新総合体育館設計費を含む一般会計補正予算議案などへの反対討論をする岩重仁子議員=26日、県議会
鹿児島県議会は26日、鹿児島港本港区のドルフィンポート跡地に県が計画する新総合体育館の約9億円に上る設計関連予算を可決し、施設の設計に進むことを容認した。共産党と無所属の5人が反対討論に立ち「設計費を認めていいのか」とただしたが、議場は容認派のやじなどで終始ざわついた。「言論の府」とは程遠い、緊張感に欠けた風景が広がった。
反対討論したのは共産の平良行雄氏(鹿児島市・鹿児島郡区)、無所属の平原志保氏(霧島市・姶良郡区)、橋口住眞氏(出水市区)、小川美沙子氏(鹿児島市・鹿児島郡区)、岩重仁子氏(同)。

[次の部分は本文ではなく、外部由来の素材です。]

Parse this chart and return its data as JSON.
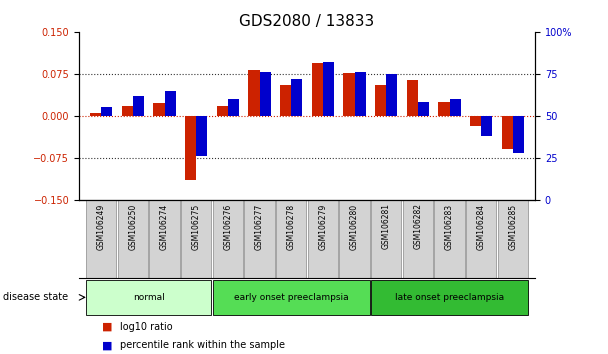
{
  "title": "GDS2080 / 13833",
  "samples": [
    "GSM106249",
    "GSM106250",
    "GSM106274",
    "GSM106275",
    "GSM106276",
    "GSM106277",
    "GSM106278",
    "GSM106279",
    "GSM106280",
    "GSM106281",
    "GSM106282",
    "GSM106283",
    "GSM106284",
    "GSM106285"
  ],
  "log10_ratio": [
    0.005,
    0.018,
    0.022,
    -0.115,
    0.018,
    0.082,
    0.055,
    0.095,
    0.076,
    0.055,
    0.063,
    0.025,
    -0.018,
    -0.06
  ],
  "percentile_rank": [
    55,
    62,
    65,
    26,
    60,
    76,
    72,
    82,
    76,
    75,
    58,
    60,
    38,
    28
  ],
  "groups": [
    {
      "label": "normal",
      "start": 0,
      "end": 4,
      "color": "#ccffcc"
    },
    {
      "label": "early onset preeclampsia",
      "start": 4,
      "end": 9,
      "color": "#55dd55"
    },
    {
      "label": "late onset preeclampsia",
      "start": 9,
      "end": 14,
      "color": "#33bb33"
    }
  ],
  "ylim_left": [
    -0.15,
    0.15
  ],
  "ylim_right": [
    0,
    100
  ],
  "yticks_left": [
    -0.15,
    -0.075,
    0,
    0.075,
    0.15
  ],
  "yticks_right": [
    0,
    25,
    50,
    75,
    100
  ],
  "red_color": "#cc2200",
  "blue_color": "#0000cc",
  "dotted_line_color": "#333333",
  "zero_line_color": "#cc2200",
  "bar_width": 0.35,
  "legend_items": [
    "log10 ratio",
    "percentile rank within the sample"
  ],
  "disease_state_label": "disease state",
  "background_color": "#ffffff",
  "plot_bg_color": "#ffffff",
  "tick_label_size": 7,
  "title_fontsize": 11
}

岩重議員は他県の例を示しながら「建設費も維持管理費も分からないのに設計費を認めていいのか。複数の企業に基本構想を基に見積もりを出してもらうべきだ」と強調。設計後、建設費が示された時点で再度議論するとの意見には「初期費用を支払った後に事業が見直されたことがあるか」と反論。「人口が減り、税収も減り県民1人当たりの負担が増える。未来の子どもたちはそんな施設を望まない」と問いかけた。
平良氏は、体育館建設には反対しないとしつつ、コンベンションや国際会議など「MICE(マイス)」機能の整備には費用対効果の観点から再考を促した。建設費約606億円を投じた県庁舎の現状を「(節電で)昼の庁舎内は暗く、エスカレーターが動くのを見たことがない」と指摘。「十分な予算が確保できず現状でも我慢を強いられている。巨額の建設費が県民生活に影響してきたことは間違いない。県の脆弱(ぜいじゃく)な財政状況に見合った建設計画を立てるのが肝要」と訴えた。
討論中、異論に耳を傾けようとする雰囲気は薄く、時間切れを指摘するため手元のタブレット端末で計り、やじを飛ばす自民議員もいた。
閉会後、記者団の取材に応じた塩田康一知事は、討論の内容について「いろんな意見がある」と受け止めた上で、「県大会が開催できる最低限の規模の捉え方など、県の認識とかみ合っていない部分もある。今日の反対意見を精査し、改めて理解してもらえるよう努力する」と語った。